Started in Johnson's Court off Fleet street as the Watts's Literary Guide ('Being a record of liberal and advanced publications') the early magazine doubled as a catalogue for books and pamphlets emerging from Britain's lively liberal and freethinking publishing industry, and an, initially cautious, vehicle for secular rationalism argument. Caution was required because of the strict blasphemy laws in place at the time – just three years before, in 1882, editor GW Foote had been jailed for publishing an article contravening these laws in his journals the Freethinker. But behind the mannered tone of the first editorial, the polite recommendations that this or that new book may 'provide food for reflection', you can, just, sense the subversive power of the arguments in these publications – about religion, philosophy, ethics and politics.

Though expressed in genteel language the ideas threaded through the magazine were anything but timid. And neither, it turns out, were the people, as Jonathan Rée discovers in his trawl through the archives (page 8). Something of the development of the tone of the magazine, and the movement it has paralleled for over a century, can be gleaned from its name changes. Watt's Literary Guide became, in 1894, the Literary Guide. In 1896, perhaps a sign of increasing confidence, 'and Rationalist Review' was added and this remained the name for sixty years. In 1956 it became The Humanist and finally, in 1971, New Humanist.

Bill Cooke's comprehensive history The Blasphemy Depot is the best source for more on this fascinating history (incidentally you can order it from us). And we are still here – continuing the fine tradition of goading, probing, and entertaining. A good year, 1885: Mark Twain published Huckleberry Finn, Louis Pasteur developed a vaccine against rabies, Britain saw its first cremation, and The Rover, the first real bicycle was launched (luckily the pneumatic tyre was also invented in that year).
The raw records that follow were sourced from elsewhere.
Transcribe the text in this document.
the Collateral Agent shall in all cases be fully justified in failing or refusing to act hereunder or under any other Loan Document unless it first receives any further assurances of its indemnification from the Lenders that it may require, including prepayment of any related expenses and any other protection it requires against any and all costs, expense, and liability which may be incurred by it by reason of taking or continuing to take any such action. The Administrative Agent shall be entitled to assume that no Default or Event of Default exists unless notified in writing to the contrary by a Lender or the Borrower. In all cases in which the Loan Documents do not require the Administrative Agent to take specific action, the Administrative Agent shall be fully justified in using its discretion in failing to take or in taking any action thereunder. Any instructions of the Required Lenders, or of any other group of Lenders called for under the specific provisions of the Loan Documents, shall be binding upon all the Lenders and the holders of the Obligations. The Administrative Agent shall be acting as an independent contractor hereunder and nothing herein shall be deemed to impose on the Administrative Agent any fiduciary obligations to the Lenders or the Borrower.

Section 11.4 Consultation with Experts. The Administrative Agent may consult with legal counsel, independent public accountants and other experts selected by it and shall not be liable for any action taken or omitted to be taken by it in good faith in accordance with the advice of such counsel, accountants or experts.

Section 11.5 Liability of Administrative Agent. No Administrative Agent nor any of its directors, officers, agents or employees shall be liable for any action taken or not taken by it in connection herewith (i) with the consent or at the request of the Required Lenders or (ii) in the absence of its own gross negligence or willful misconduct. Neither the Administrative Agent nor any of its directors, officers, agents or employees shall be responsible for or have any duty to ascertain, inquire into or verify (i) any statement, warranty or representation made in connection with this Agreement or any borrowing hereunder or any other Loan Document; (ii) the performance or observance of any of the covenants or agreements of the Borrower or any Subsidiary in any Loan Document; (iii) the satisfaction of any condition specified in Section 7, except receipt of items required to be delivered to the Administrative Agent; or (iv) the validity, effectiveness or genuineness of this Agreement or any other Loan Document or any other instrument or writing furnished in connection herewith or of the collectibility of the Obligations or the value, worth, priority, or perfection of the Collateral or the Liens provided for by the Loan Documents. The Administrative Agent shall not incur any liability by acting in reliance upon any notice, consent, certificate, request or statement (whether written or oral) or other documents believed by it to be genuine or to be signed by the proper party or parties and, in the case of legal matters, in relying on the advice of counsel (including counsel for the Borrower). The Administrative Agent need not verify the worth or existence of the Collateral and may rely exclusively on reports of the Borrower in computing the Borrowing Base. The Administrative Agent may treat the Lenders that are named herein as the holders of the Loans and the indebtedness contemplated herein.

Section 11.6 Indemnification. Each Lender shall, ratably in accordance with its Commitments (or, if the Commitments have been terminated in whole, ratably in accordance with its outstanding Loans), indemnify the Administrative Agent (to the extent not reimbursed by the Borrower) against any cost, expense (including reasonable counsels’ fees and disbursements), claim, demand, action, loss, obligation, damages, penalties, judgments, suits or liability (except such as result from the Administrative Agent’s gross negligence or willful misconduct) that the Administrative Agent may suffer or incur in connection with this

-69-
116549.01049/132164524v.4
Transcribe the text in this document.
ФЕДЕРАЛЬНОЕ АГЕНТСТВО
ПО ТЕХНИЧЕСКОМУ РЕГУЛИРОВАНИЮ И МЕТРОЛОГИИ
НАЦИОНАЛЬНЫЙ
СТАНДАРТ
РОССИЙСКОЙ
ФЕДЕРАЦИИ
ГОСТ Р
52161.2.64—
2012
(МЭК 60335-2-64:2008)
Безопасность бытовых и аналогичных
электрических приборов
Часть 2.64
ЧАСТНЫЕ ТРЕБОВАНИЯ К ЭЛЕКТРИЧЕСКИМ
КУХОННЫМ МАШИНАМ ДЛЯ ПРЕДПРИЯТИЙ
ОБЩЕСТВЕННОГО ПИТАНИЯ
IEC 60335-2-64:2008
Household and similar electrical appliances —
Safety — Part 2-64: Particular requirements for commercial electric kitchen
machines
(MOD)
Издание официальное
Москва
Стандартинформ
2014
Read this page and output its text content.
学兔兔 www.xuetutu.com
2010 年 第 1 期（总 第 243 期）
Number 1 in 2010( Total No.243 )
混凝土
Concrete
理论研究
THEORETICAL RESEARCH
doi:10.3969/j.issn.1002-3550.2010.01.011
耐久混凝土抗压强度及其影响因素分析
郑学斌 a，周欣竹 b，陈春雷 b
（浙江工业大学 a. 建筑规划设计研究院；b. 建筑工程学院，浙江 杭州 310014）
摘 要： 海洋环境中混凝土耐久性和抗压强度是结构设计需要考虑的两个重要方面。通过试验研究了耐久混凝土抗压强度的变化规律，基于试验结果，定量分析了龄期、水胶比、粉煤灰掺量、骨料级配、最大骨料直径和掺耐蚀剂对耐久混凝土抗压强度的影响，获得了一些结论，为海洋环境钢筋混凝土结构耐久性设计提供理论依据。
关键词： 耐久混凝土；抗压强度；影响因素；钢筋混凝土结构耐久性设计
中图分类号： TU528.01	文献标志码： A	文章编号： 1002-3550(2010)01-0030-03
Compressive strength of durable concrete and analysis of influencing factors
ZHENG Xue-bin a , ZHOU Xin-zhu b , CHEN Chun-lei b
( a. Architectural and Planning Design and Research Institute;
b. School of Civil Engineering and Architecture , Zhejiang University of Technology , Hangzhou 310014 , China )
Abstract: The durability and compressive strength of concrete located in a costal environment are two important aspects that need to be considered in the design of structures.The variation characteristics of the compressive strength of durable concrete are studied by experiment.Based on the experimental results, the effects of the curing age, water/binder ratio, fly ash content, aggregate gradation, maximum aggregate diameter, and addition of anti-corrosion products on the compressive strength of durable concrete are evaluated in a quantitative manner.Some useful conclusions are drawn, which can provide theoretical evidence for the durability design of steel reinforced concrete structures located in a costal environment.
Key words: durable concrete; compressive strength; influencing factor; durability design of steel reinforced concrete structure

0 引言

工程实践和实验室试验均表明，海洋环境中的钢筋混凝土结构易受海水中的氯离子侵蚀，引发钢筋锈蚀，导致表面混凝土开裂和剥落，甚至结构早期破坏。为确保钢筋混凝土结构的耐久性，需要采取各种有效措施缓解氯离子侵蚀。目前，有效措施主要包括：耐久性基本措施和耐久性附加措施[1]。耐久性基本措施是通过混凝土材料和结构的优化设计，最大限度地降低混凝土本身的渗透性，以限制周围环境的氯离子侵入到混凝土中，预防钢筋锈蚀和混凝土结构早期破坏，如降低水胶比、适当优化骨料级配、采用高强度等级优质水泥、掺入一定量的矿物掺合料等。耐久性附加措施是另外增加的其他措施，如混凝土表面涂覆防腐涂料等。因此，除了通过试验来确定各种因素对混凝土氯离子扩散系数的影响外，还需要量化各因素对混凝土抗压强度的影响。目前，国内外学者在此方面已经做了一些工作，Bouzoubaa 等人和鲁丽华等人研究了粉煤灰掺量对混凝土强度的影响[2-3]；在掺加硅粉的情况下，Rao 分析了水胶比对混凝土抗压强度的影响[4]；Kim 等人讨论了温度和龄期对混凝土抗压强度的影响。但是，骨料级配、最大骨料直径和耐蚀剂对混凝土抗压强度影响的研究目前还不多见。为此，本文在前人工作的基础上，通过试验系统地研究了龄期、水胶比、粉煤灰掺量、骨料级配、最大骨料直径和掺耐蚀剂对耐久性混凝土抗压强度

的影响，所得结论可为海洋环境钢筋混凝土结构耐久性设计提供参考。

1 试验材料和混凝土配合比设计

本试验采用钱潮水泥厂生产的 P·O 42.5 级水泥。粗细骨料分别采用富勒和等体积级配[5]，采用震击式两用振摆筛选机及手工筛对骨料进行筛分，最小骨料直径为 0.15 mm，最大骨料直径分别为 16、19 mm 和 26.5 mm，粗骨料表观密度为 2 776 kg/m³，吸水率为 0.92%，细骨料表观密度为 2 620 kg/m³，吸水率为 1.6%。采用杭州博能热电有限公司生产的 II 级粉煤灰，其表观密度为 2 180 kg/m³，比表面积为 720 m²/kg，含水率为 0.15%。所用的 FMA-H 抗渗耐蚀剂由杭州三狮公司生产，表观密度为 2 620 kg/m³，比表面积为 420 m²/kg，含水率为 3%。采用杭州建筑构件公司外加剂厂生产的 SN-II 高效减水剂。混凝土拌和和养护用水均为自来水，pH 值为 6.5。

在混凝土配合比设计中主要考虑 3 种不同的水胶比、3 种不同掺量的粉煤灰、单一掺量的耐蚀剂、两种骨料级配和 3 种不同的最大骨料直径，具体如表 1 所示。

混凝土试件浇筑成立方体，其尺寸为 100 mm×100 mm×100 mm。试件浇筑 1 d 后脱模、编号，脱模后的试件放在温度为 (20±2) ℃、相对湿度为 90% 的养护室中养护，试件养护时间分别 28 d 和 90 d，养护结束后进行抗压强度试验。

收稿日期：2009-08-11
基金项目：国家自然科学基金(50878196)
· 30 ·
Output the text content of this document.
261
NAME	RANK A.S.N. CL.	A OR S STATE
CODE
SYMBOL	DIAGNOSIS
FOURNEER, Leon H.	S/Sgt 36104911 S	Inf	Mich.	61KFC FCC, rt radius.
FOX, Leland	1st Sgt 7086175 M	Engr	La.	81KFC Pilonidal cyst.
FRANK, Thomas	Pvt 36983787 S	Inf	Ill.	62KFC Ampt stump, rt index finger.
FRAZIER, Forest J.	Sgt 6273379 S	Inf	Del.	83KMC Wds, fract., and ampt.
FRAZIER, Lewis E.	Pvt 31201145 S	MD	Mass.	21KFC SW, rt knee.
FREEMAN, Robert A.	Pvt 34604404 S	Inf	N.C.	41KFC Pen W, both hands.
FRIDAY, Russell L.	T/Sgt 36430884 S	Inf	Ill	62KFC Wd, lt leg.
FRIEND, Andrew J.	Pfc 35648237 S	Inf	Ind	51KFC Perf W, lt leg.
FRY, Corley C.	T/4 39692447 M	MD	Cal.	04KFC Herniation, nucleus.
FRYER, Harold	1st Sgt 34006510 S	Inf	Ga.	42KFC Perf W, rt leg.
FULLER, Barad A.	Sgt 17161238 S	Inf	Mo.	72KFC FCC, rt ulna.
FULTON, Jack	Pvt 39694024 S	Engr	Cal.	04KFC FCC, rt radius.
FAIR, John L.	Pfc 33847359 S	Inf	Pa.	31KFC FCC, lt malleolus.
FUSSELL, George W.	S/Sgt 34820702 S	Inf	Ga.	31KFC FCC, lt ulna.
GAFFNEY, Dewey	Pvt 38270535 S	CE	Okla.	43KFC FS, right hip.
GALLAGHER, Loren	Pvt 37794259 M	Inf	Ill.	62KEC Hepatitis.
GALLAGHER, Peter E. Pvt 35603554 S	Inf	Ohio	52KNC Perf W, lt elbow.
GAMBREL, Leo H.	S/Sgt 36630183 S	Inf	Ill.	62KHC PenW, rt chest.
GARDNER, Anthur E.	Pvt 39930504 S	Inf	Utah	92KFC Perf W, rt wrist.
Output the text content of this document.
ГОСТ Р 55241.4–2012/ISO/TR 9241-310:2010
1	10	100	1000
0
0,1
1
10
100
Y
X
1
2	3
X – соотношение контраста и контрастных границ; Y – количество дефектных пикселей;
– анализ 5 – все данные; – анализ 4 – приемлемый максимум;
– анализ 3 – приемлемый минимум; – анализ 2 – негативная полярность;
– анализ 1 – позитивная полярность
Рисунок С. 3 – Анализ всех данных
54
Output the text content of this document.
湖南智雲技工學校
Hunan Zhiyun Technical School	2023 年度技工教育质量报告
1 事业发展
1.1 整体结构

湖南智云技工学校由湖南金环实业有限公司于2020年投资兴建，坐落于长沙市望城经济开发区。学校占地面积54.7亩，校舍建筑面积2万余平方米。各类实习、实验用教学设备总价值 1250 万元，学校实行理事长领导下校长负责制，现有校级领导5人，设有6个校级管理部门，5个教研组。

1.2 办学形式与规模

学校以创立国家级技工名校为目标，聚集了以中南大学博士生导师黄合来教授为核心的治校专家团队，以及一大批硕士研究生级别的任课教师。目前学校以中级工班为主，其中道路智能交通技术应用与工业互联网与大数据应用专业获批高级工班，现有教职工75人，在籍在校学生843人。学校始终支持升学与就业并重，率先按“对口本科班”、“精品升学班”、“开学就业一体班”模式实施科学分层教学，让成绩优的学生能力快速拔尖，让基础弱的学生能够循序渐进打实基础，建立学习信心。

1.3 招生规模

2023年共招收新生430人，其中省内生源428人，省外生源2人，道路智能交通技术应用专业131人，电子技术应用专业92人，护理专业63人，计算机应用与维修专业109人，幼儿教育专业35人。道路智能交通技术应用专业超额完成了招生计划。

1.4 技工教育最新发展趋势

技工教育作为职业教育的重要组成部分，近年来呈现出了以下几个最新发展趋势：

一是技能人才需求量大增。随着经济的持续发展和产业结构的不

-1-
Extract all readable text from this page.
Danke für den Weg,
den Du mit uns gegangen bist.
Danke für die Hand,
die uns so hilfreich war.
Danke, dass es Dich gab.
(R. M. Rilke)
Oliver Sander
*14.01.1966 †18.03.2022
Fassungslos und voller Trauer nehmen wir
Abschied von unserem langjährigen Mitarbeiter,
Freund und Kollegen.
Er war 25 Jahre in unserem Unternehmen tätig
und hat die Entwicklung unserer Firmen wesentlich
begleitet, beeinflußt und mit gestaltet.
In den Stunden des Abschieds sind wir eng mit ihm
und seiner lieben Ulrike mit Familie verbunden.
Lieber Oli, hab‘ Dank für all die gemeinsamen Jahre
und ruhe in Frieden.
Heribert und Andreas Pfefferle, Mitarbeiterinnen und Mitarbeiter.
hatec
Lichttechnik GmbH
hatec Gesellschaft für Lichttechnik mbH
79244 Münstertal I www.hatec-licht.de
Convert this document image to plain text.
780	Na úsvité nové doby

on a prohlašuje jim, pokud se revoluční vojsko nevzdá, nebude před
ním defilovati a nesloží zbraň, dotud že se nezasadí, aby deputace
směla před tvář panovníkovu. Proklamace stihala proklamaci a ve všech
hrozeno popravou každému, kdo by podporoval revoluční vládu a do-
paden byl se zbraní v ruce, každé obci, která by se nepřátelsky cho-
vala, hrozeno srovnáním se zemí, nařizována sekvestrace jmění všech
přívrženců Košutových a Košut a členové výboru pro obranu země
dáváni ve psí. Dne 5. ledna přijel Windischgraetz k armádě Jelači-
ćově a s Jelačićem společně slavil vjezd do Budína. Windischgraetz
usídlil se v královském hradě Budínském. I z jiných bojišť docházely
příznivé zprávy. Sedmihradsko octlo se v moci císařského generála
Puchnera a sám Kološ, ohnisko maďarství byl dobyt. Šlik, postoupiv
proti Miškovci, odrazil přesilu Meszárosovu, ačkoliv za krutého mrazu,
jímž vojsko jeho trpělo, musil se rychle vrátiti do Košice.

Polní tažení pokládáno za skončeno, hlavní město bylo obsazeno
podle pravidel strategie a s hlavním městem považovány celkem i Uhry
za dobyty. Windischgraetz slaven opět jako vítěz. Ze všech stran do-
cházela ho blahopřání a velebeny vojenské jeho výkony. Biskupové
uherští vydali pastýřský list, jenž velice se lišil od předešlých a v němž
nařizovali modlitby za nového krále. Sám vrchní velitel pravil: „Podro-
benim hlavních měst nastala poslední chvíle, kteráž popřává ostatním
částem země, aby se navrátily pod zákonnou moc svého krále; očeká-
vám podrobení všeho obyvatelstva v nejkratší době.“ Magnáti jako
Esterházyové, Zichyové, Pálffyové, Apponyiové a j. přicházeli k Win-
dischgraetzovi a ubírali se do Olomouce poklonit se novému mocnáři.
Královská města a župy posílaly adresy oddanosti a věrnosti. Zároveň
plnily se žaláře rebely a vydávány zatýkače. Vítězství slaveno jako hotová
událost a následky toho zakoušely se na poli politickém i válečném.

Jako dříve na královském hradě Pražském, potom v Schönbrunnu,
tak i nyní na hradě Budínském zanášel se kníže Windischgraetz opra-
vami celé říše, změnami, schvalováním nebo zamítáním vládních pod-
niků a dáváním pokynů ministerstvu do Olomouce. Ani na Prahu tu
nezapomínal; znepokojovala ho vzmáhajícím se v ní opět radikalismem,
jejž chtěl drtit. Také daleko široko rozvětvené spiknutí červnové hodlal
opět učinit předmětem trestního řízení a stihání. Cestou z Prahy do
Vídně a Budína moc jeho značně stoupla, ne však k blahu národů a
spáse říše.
Humanists, humourists, cyclists and those who don't like rabies, all have reason to celebrate 1885.

In addition to publishing this magazine, throughout the early 20th century the Rationalist Press Association also put out the Cheap Reprints and Thinkers Library series whose affordable versions of great texts were for thousands of readers their first encounters with freethinking and rationalism. The influence was not confined to the west. In our article about Indian miracle exposers (page 18), Sanal Edamaruku, president of the Indian Rationalist Association, describes how these reprints helped build India's rationalist tradition.

As lawyers in Pennsylvania fight over whether or not Intelligent Design should mentioned in the same breath as evolution in science classrooms, it's worth recalling that the argument was philosophically dismissed by David Hume, in his Dialogues Concerning Natural Science, back in the 18th century (well before Darwin). The money quote: "How might we demonstrate the existence of an intelligent designer? There is an evident absurdity in pretending to demonstrate a matter of fact, or to prove it by arguments a priori. Nothing is demonstrable, unless the contrary implies a contradiction. What we conceive as existent, we can also conceive as non-existent. There is no being, therefore, whose non-existence implies a contradiction. Consequently there is no being, whose existence is demonstrable. I propose this argument as entirely decisive." But, kindly, Hume did retain a place for miracles: "Upon the whole we may conclude, that the Christian religion not only was at first attended with miracles, but even at this day cannot be believed by any reasonable person without one."

Sir Hermann Bondi, president of the RPA died this September. Jane Wynne Willson offers her portrait of this extraordinary, energetic man on page 31. Hermann was just one of many independent-minded people upon whose voluntary support we depend. While we are currently without a figurehead, we continue to rely on our invaluable honorary associates – people who lend their name and time in support of our aims and the magazine. We asked them to reflect on how they see rationalism and secularism in the current moment. Their powerful responses are collected on pages 21-23.

And finally… though comedian Ronnie Barker was generally given the most generous send off by the press, very few mentioned that he was a humanist. Here was a man who was modest and independent (he wrote sketches under a pseudonym so his colleagues wouldn't know it was him), and mystified the media by choosing family life and retirement over the media spotlight. He was intelligent and literate without being a snob. He gets the last gag: "The man who invented the zip fastener was today honoured with a lifetime peerage. He will now be known as the Lord of the Flies."